En 1958, Jean Vénitien quitta Paris et s’installa avec Marcelle Capy, sa nouvelle compagne, au Prieuré Saint-Saturnin de Chevreuse pour y vivre et y installer son atelier. Ensemble, ils sauvèrent de la ruine ce monument historique. Juste à côté de l’atelier, ils aménagèrent un restaurant dans lequel ils recevaient régulièrement leurs amis et leurs proches.
Durant les années 1960, Jean Vénitien participa à divers salons et expositions collectives.

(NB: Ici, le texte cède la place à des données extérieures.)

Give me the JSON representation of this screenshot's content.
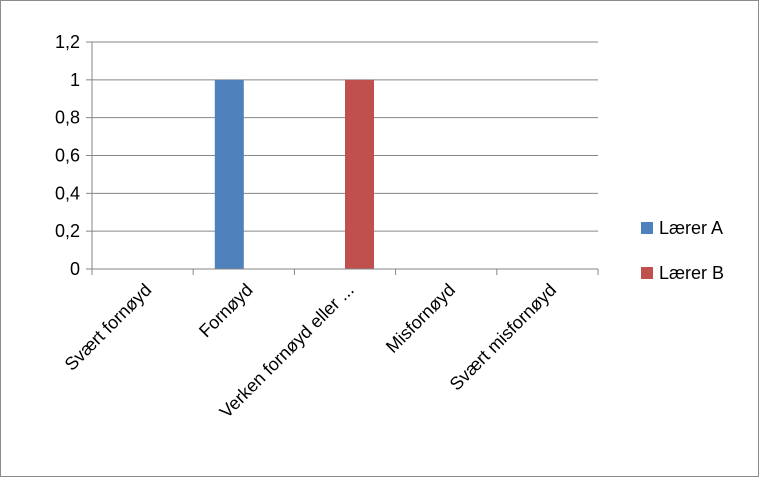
{
  "chart_data": {
    "type": "bar",
    "title": "",
    "xlabel": "",
    "ylabel": "",
    "categories": [
      "Svært fornøyd",
      "Fornøyd",
      "Verken fornøyd eller ...",
      "Misfornøyd",
      "Svært misfornøyd"
    ],
    "series": [
      {
        "name": "Lærer A",
        "color": "#4f81bd",
        "values": [
          0,
          1,
          0,
          0,
          0
        ]
      },
      {
        "name": "Lærer B",
        "color": "#c0504d",
        "values": [
          0,
          0,
          1,
          0,
          0
        ]
      }
    ],
    "ylim": [
      0,
      1.2
    ],
    "yticks": [
      "0",
      "0,2",
      "0,4",
      "0,6",
      "0,8",
      "1",
      "1,2"
    ],
    "grid": true,
    "legend_position": "right"
  }
}
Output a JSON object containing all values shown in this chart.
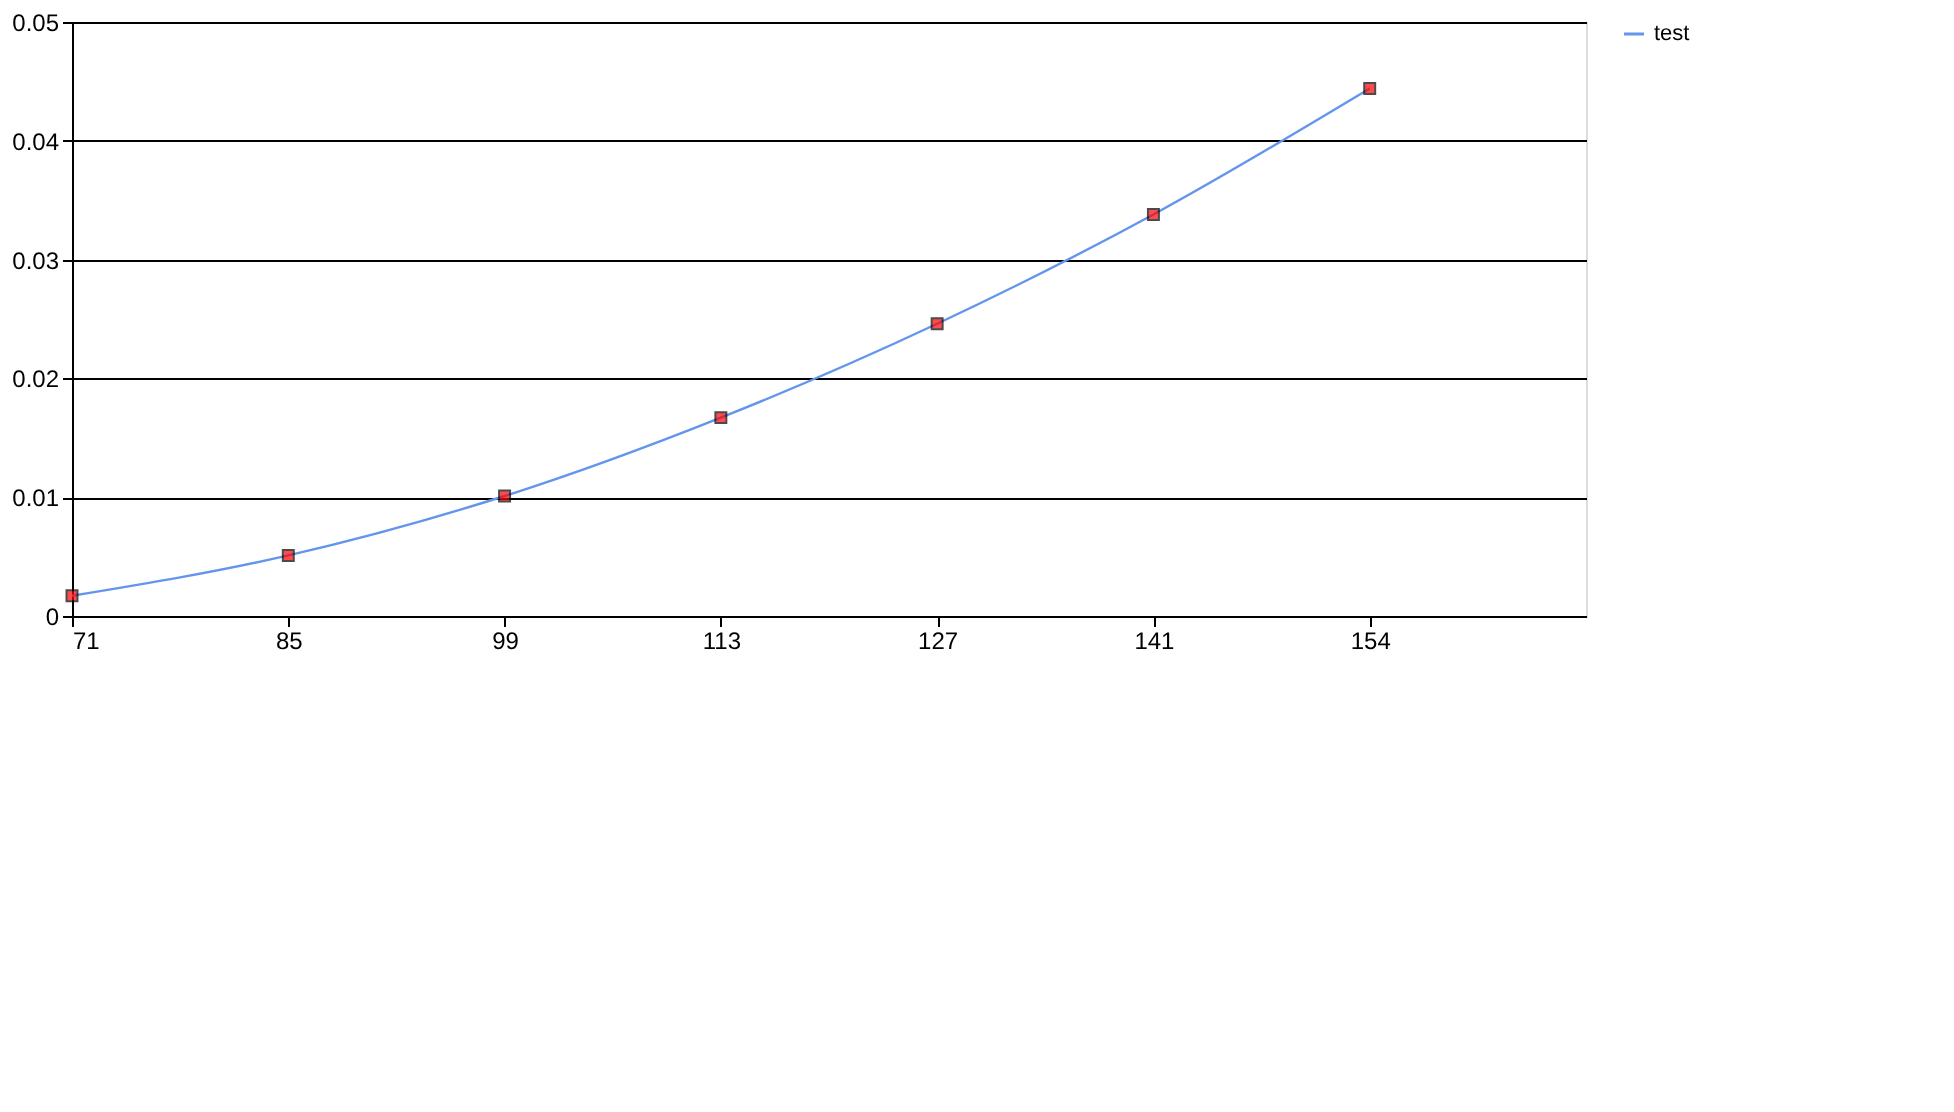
{
  "chart_data": {
    "type": "line",
    "categories": [
      "71",
      "85",
      "99",
      "113",
      "127",
      "141",
      "154"
    ],
    "series": [
      {
        "name": "test",
        "color": "#6495ed",
        "colors": [
          "#ff0000",
          "#ff0000",
          "#ff0000",
          "#ff0000",
          "#ff0000",
          "#ff0000",
          "#ff0000"
        ],
        "values": [
          0.0017,
          0.0051,
          0.0101,
          0.0167,
          0.0246,
          0.0338,
          0.0444
        ]
      }
    ],
    "ylim": [
      0,
      0.05
    ],
    "yticks": [
      0,
      0.01,
      0.02,
      0.03,
      0.04,
      0.05
    ],
    "grid": "y",
    "legend": "top right",
    "marker": "square"
  }
}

Il fit de nombreux portraits, notamment celui du Docteur Pierre Osenat... Ce dernier fut un ami très proche de Jean Vénitien. En 1969, Jean Vénitien illustra un recueil de poésie de ce médecin-écrivain. Dans les années 1980, Pierre Osenat écrivit plusieurs ouvrages sur le peintre. À cette époque, Jean Vénitien peignit aussi le Vercors, la vallée de l’Isère, le village de Saint-Antoine où il possédait une habitation où encore Arcachon et les bords de Seine. À partir de 1964, Jean Vénitien exposa régulièrement aux États-Unis. L’Amérique voyait Vénitien comme un peintre représentatif de l’art français. On doit à son amie Françoise Eric, directrice des Eric galleries de New York d’avoir introduit cet artiste chez les collectionneurs et dans les musées américains.
En juin 1966, une exposition personnelle fut organisée à la Galerie Durand-Ruel à Paris. À la fin des années 1960 puis dans les années 1980, il fut professeur à l’école des Beaux-Arts de Paris où il donnait notamment des conférences sur la loi du nombre d’or.
Une exposition rétrospective Jean Vénitien eut lieu du 10/05/2014 au 01/06/2014 au Centre d’art contemporain Prieuré Saint-Saturnin de Chevreuse.

Pour citer cet article :
https://maitron.fr/spip.php?article180029, notice VÉNITIEN Jean [VÉNITIEN Jean, Louis, Léon] par Anysia L’Hotellier, version mise en ligne le 23 avril 2016, dernière modification le 21 mai 2016.

Par Anysia L’Hotellier

SOURCES : Pierre Osenat, Jean Vénitien vu par le poète Pierre Osenat, Béziers, 1984, [77] p. — Pierre Osenat, Vision sur un peintre, 1984 — « Vénitien, un personnage haut en couleurs », dans Mémoire de Chevreuse, bulletin n°12, association La mémoire de la ville et de la cathédrale de Chevreuse, 2014, pp. 7 à 9 — Archives du Parti Communiste Français, dossier Jean Vénitien — Archives nationales (Ecole nationale des Arts décoratifs : AJ/53/140 ; Ecole nationale des Beaux-arts : AJ/52/1203 ; commandes et achats d’œuvres d’art par l’Etat : F21/6858, 6948, 7024/B, — — Entretiens avec Paule et Jean-Claude Domenech, amis et fondateurs du Cercle des amis de Jean Vénitien (mars 2016).
OEUVRE : Principales institutions conservant les œuvres de Jean Vénitien : Musée national d’art moderne – Centre Georges Pompidou, Musée d’art moderne de la ville de Paris, Musée d’Alger, Musée du Caire, Musée de Bucarest, Musée de Moscou, University of Virginia Art Museum (Charlottesville, Etats-Unis), collections particulières en Europe et aux Etats-Unis.